L’offshoring della tecnologia di produzione dei chip da Taiwan potrebbe, infatti, sottrarre risorse essenziali per spingere oltre la leadership nanometrica di Tsmc, che rimane un punto chiave dell’intricato equilibrio geopolitico e tecnologico tra Usa, Cina e Taiwan. Queste proiezioni, avanzate da Rory Green, responsabile della ricerca su Cina e Asia della società di ricerca TS Lombard, e come evidenziato nel rapporto Sand To Silicon – How Semiconductors Are Reimagining The Digital Future di GlobalData sulla crescente rilevanza dei chip per l’economia globale nell’ottica della transizione gemella (digitale e green),  arrivano quattro mesi dopo che Kyung Kye-hyun, capo della divisione semiconduttori di Samsung, ha promesso di superare Tsmc entro il 2028.

“Ad essere onesti, la nostra tecnologia di fonderia è indietro di uno o due anni rispetto a quella di Tsmc”, ha detto Kye-hyun durante una conferenza tenutasi a maggio scorso al Kaist, un importante istituto scientifico e tecnologico della Corea del Sud. “Tuttavia, quando Tsmc si unirà a noi nella corsa alla tecnologia a due nanometri, Samsung sarà in testa. Entro cinque anni potremo superare Tsmc”.

Tsmc domina ancora il mercato, per ora. Nel secondo trimestre del 2023, l’attività di fonderia di semiconduttori di Samsung ha registrato un fatturato di 3,23 miliardi di dollari (4,28 miliardi di won), con un aumento del 17,3% rispetto al trimestre precedente. Tsmc, invece, ha registrato nel secondo trimestre un fatturato di 15,66 miliardi di dollari (500 miliardi di won).

Resta, tuttavia, il contesto macroeconomico incerto. Infatti, i principali produttori di chip hanno subito un calo sostanziale della domanda nel corso dell’ultimo anno, a causa dell’aumento dei tassi di interesse e del rallentamento degli investimenti nelle infrastrutture tecnologiche.
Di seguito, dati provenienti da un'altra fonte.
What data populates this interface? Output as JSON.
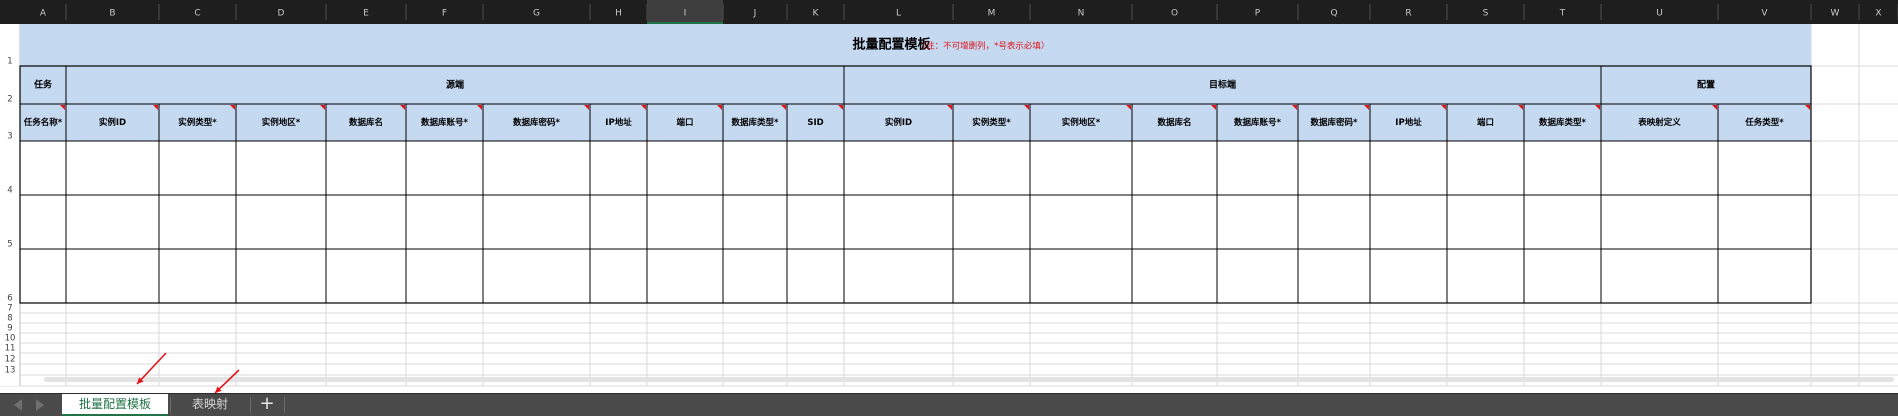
{
  "sheet": {
    "column_letters": [
      "A",
      "B",
      "C",
      "D",
      "E",
      "F",
      "G",
      "H",
      "I",
      "J",
      "K",
      "L",
      "M",
      "N",
      "O",
      "P",
      "Q",
      "R",
      "S",
      "T",
      "U",
      "V",
      "W",
      "X"
    ],
    "selected_column": "I",
    "row_numbers": [
      "1",
      "2",
      "3",
      "4",
      "5",
      "6",
      "7",
      "8",
      "9",
      "10",
      "11",
      "12",
      "13"
    ],
    "title": "批量配置模板",
    "note": "（注：不可增删列，*号表示必填）",
    "groups": {
      "task": "任务",
      "source": "源端",
      "target": "目标端",
      "config": "配置"
    },
    "source_headers": [
      "实例ID",
      "实例类型*",
      "实例地区*",
      "数据库名",
      "数据库账号*",
      "数据库密码*",
      "IP地址",
      "端口",
      "数据库类型*",
      "SID"
    ],
    "target_headers": [
      "实例ID",
      "实例类型*",
      "实例地区*",
      "数据库名",
      "数据库账号*",
      "数据库密码*",
      "IP地址",
      "端口",
      "数据库类型*"
    ],
    "config_headers": [
      "表映射定义",
      "任务类型*"
    ],
    "task_header": "任务名称*",
    "empty_data_rows": 3
  },
  "tabs": {
    "active": "批量配置模板",
    "second": "表映射",
    "add": "+"
  },
  "colors": {
    "header_fill": "#c5d9f1",
    "column_header_bg": "#1e1e1e",
    "note_red": "#e0161b",
    "arrow_red": "#e0161b",
    "active_tab_text": "#217346"
  }
}
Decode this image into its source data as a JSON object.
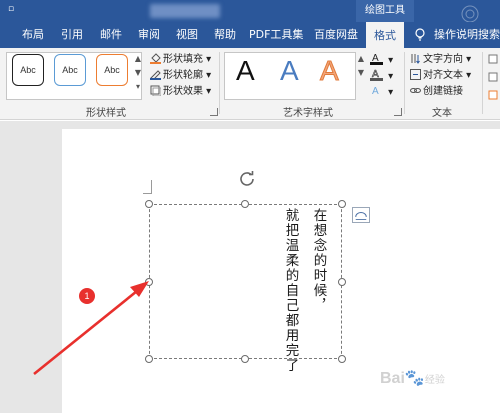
{
  "titlebar": {
    "qat_symbol": "▫",
    "context_tab": "绘图工具"
  },
  "tabs": [
    {
      "label": "布局"
    },
    {
      "label": "引用"
    },
    {
      "label": "邮件"
    },
    {
      "label": "审阅"
    },
    {
      "label": "视图"
    },
    {
      "label": "帮助"
    },
    {
      "label": "PDF工具集"
    },
    {
      "label": "百度网盘"
    },
    {
      "label": "格式",
      "active": true
    },
    {
      "label": "操作说明搜索"
    }
  ],
  "ribbon": {
    "shape_styles": {
      "presets": [
        "Abc",
        "Abc",
        "Abc"
      ],
      "preset_border_colors": [
        "#222222",
        "#5b9bd5",
        "#ed7d31"
      ],
      "fill_label": "形状填充",
      "outline_label": "形状轮廓",
      "effects_label": "形状效果",
      "group_label": "形状样式"
    },
    "wordart": {
      "letters": [
        "A",
        "A",
        "A"
      ],
      "letter_colors": [
        "#111111",
        "#4a7cc0",
        "#f4a67a"
      ],
      "group_label": "艺术字样式"
    },
    "text_group": {
      "direction_label": "文字方向",
      "align_label": "对齐文本",
      "link_label": "创建链接",
      "group_label": "文本"
    }
  },
  "document": {
    "column_right": "在想念的时候，",
    "column_left": "就把温柔的自己都用完了",
    "callout_number": "1"
  },
  "watermark": {
    "brand": "Bai",
    "brand_suffix": "经验"
  },
  "colors": {
    "accent": "#2b579a",
    "arrow": "#e8302d"
  }
}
Sebbene il boom dello sviluppo dell’intelligenza artificiale abbia alimentato la domanda di chip quest’anno, in particolare per i produttori specializzati come Nvidia, la maggior parte degli operatori asiatici ha avvertito che la domanda più corposa (costituita dai settori dell’elettronica di largo consumo) rimarrà probabilmente in sordina. Il calo delle vendite di computer e di smartphone in tutto il mondo ha rafforzato questa convinzione. A fotografare il calo anche i dati condivisi dalla Semiconductor Industry Association (Sia), lobby americana dell’industria dei chip: rispetto a luglio 2022, si è registrato un calo delle vendite del 11.8%.

In generale, l’espansione di Tsmc su scala globale rimane trainata dalla forte pressione dei governi occidentali per la diversificazione della sua capacità produttiva, ma rimane connnotata, a livello regionale, dalla diversa tipologia di end-users dei suoi prodotti: dai chip per l’automotive, come dimostra l’investimento in Germania, a quelli per l’intelligenza artificiale negli Usa fino all’elettronica di consumo per il Giappone.